We'll get to Voice of San Diego when I'm home for more than a couple of days. For now, just a brief mention of a publication I look at whenever things seem hopeless. Newspapers & Technology is celebrating its 20th anniversary, and reading it reminds one that for all the theological and ideological comments on journalism, Hal Holbrook's rule still goes: Follow the money. In this case, follow the money spent on presses, prepress systems, mailroom equipment and the like.

This world has slowed down in the last couple of years, but has not come to a stop. Newspapers are still buying print production equipment (OK, if anyone would like to cue Mark Potts to say, "The fools!", go ahead). Newspaper press suppliers see their future in digital presses that can re-create the Neighbors section at far less cost. They see newspaper management as -- dare we say it -- stuck in the past by not trying to figure out what individual customers want. They are fitting out papers for 42-inch webs but are adding towers for color and investigating how to change 21-inch presses to 17- or 14-inch cutoffs, which would still allow sectionalization. They are saying the day of the straight-run press that could print 96-page newspapers all at once is over and that what is needed is more products, fewer pages, smaller circulations and higher quality.

Advertisers have said for years that they want smaller, more targeted circulations.

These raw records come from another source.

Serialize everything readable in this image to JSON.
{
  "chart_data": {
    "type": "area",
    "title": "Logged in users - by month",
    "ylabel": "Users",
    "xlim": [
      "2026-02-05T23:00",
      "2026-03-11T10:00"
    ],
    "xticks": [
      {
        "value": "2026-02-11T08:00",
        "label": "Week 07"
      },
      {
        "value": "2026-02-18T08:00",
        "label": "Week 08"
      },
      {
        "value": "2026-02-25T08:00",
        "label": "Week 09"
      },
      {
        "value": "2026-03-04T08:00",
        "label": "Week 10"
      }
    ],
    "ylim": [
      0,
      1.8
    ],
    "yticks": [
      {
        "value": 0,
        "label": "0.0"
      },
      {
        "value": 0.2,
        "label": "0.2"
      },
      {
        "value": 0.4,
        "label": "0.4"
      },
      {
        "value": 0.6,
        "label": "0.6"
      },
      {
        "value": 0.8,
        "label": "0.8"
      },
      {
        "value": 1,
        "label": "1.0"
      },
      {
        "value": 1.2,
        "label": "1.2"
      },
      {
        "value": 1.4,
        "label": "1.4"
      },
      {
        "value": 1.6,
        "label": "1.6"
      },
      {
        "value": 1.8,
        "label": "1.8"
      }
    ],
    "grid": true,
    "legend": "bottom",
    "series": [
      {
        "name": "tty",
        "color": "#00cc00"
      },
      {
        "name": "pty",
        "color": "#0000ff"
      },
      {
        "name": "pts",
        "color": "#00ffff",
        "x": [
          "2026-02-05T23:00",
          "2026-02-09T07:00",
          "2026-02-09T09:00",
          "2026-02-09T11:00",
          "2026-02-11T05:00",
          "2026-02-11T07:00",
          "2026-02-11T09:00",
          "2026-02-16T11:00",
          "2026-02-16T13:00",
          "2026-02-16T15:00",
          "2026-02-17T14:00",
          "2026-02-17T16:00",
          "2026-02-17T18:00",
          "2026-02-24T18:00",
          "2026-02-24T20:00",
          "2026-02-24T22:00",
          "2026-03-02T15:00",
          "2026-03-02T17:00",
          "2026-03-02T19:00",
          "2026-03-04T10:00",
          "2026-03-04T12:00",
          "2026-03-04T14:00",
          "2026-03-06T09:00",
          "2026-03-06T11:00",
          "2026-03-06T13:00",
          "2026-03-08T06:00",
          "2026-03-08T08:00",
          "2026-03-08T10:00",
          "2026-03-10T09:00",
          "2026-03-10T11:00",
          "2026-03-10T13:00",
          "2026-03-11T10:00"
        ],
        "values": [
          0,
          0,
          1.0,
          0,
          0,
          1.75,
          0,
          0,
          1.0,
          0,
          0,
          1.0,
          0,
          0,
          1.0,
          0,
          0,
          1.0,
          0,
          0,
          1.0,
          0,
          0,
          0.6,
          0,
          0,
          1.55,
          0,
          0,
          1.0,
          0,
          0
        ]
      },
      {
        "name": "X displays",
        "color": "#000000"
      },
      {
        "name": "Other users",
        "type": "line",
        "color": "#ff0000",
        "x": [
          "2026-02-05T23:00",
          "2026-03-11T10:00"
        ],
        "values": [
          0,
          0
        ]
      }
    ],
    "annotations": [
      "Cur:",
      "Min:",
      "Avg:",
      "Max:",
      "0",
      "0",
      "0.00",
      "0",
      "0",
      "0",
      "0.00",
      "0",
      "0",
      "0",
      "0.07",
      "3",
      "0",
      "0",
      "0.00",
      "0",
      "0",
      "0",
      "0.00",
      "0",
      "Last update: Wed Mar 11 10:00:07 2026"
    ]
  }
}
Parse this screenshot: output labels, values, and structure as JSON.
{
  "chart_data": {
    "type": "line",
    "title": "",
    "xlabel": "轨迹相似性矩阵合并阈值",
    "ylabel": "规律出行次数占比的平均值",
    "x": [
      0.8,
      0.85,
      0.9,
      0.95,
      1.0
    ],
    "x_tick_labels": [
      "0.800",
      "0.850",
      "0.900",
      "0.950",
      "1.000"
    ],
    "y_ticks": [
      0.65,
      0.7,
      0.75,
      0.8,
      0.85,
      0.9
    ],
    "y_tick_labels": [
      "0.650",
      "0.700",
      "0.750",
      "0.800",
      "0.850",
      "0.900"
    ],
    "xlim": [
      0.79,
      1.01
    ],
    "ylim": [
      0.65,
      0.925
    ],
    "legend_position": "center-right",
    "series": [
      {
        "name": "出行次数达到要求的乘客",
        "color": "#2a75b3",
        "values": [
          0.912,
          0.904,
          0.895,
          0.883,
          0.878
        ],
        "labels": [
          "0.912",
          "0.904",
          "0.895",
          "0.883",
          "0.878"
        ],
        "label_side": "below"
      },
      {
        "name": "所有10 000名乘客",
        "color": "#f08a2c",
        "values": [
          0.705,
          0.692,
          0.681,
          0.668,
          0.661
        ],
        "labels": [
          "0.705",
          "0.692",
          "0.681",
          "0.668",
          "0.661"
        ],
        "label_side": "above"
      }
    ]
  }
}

Print equipment vendors are saying that the future is smaller, more targeted circulations. In other words, putting out papers with smaller, more targeted circulations with better quality content, and thus more attractive to advertisers, would be a strategy for success -- except in the minds of journalists, who would continue to trash the newspaper business over the falling circulations that everyone except journalists seems to want.